On September 9, part of the Army of Northern Virginia's artillery under Colonel R. L. Walker escorted by Col. Elijah V. White's Battalion entered Loudoun county at Point of Rocks after unsuccessfully trying to destroy the C&O Canal aqueduct over the Monocacy River.
At about the time the Battle of Antietam was occurring, Lt. Col. Hugh Judson Kilpatrick, commanding ten companies of cavalry, left Washington to reoccupy Leesburg and clear the area of any remaining Confederates.
Upon arriving in Leesburg, Kilpatrick found the town held by Company A of the 6th Virginia Cavalry, forty or so infantrymen under the command Captain Gibson, and Colonel White and thirty of his troopers.
Thinking the area was clear of Federals and safe to raid, Captain Treyhorn, a new addition to the company, led a scouting party towards Berlin, Maryland (present day Brunswick), stopping in Lovettesville for the night on the 19th.
The Federals, however, took notice of the Confederates, and General John Geary was dispatched from Harpers Ferry with two infantry brigades and 300 men from the Col Thomas Devin's 6th New York Cavalry Regiment to engage the scouting party.

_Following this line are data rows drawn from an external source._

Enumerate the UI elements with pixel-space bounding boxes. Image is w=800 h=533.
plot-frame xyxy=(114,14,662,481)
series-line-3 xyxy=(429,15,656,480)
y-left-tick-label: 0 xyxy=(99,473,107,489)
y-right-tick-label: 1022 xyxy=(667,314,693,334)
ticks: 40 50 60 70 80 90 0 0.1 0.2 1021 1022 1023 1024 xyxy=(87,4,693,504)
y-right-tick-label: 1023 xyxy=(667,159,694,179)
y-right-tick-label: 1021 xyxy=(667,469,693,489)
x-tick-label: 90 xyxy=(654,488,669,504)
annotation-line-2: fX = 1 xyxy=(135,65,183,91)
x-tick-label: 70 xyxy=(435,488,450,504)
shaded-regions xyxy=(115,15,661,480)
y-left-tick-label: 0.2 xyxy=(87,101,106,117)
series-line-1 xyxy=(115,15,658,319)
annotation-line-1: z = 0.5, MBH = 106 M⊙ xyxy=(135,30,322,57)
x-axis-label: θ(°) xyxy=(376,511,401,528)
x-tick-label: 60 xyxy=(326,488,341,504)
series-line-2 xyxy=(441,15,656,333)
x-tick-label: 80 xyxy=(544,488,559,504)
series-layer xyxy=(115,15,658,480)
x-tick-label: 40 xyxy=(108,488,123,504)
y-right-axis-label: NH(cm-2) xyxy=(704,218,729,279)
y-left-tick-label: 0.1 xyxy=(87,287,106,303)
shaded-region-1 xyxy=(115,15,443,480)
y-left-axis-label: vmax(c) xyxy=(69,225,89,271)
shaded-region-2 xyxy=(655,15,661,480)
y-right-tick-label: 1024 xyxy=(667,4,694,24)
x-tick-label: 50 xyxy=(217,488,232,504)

As Devin mounted a charge and Geary hit the flank of the 35th, Treyhorn deployed sharpshooters on top of nearby haystacks, who momentarily kept the infantry at bay, but before long the 35th was forced into a full retreat that quickly devolved into a rout that was only ended when the horsed of the 6th New York became too fatigued to continue the chase.